Gov. Jay Inslee appointed Sheldrick to the bench in December. She is filling a new judicial seat that the Legislature recently approved.
The investiture was carried out largely over Zoom. Sheldrick and her family were present in the courtroom of Superior Court Judge Scott Collier, who led the ceremony, but nearly 20 other court officials listened and watched over the internet.
After reciting an oath of service, Sheldrick’s two children helped her slip on a black judge’s robe to applause.
Sheldrick thanked all of her professional colleagues and family but dedicated the day and her ascent to the bench to her parents.
She said her parents are “tireless advocates for equality and justice.”
“They instilled in me a desire to do the right thing, make a difference and serve others. They taught me to care about the world, my community and my family. They taught me that no matter your race, your gender, your religion, your ethnicity, your sexual orientation or your ability, everyone deserves to be treated with respect and humanity,” Sheldrick said.

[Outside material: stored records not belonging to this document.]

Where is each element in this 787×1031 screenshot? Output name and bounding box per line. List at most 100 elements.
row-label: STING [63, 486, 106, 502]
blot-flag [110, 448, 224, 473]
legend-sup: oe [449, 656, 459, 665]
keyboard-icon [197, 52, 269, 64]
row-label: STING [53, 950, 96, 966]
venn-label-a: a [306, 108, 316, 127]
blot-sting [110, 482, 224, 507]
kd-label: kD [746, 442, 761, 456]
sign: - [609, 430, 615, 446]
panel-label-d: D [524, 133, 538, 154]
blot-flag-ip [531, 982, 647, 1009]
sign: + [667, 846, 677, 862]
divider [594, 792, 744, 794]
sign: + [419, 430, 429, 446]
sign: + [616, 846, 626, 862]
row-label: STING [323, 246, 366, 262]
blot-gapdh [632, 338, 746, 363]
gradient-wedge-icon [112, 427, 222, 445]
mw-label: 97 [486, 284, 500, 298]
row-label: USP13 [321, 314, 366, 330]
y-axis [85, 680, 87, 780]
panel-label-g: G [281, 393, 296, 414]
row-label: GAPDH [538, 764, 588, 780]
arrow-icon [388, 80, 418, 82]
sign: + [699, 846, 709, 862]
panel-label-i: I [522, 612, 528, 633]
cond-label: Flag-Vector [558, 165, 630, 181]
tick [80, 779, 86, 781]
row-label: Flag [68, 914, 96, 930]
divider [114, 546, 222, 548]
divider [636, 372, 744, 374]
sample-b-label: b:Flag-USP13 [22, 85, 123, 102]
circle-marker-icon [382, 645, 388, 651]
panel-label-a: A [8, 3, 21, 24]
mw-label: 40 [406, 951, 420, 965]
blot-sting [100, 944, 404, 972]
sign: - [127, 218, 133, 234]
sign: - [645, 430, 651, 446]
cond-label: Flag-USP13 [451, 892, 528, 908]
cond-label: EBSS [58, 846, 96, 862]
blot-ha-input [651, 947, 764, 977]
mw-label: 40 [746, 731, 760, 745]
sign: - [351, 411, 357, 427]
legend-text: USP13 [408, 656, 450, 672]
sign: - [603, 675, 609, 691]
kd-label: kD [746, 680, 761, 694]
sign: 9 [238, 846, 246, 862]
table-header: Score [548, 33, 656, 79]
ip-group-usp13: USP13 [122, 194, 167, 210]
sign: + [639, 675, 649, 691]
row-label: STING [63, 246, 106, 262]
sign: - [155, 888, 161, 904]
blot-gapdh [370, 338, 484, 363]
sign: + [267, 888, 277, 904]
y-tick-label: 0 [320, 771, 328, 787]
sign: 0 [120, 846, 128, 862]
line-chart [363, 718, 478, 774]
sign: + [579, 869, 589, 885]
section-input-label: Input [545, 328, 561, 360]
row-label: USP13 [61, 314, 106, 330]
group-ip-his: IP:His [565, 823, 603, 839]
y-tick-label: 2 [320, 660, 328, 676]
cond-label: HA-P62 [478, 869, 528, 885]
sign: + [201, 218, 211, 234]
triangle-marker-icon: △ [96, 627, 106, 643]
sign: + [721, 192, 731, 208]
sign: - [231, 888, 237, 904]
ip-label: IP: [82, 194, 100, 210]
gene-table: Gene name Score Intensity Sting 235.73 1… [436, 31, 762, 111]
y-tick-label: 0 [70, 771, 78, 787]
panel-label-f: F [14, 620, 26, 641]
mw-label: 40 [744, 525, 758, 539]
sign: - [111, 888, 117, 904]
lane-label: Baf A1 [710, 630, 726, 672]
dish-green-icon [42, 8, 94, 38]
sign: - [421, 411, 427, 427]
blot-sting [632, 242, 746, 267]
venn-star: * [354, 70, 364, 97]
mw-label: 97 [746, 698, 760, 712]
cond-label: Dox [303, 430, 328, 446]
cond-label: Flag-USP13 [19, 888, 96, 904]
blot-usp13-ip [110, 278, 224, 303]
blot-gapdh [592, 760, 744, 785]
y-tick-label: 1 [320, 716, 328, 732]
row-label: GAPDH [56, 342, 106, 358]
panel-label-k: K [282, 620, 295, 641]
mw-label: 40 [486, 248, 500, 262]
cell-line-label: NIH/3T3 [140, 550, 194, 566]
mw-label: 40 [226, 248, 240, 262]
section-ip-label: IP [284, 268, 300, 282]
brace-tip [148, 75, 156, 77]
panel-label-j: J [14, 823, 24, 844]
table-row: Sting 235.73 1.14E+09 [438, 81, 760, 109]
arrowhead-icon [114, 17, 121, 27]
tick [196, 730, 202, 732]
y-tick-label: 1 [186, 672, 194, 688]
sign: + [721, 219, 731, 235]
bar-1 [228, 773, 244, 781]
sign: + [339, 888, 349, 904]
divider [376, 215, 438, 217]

Sheldrick had served as a deputy prosecutor in the county’s civil division since 2014; she held the position of chief civil deputy since January 2018. In that role she advised the Clark County Council and other county officials, representing the county in litigation and labor arbitrations, according to the governor’s office.
Before joining the prosecutor’s office, she worked in private practice advising and litigating employment and business matters in Vancouver starting in 2000.
Sheldrick has volunteered as a YMCA Mock Trial Team coach at Columbia River High School since 2013. She is also active with the local chapter of Washington Women Lawyers and has served in various leadership roles.
Department 11 at the Clark County Courthouse was approved by the Legislature in 2019. The need for a new judge was made apparent the year before, when a state agency calculated that the county’s court system needed “1.9” additional judges to handle its caseload, Collier said.
Former Superior Court Judge Bernard Veljacic, who was recently sworn in to the state Court of Appeals, Division II, said he recommended Sheldrick to the prosecutor’s office and was disappointed he wouldn’t have the opportunity to work closely with her, because of his change in jobs.
“She seems to me like someone who doesn’t rush to judgment. That’s a great demeanor for the bench,” Veljacic said.
Clark County Prosecutor Tony Golik said Sheldrick had been a part of his office’s action to reform committee, created shortly after the death of George Floyd on May 25. It would have been easy and acceptable for the civil division to step aside in those efforts, but she did not, Golik said.
“She brings an intimate desire to seek justice for all,” Golik said.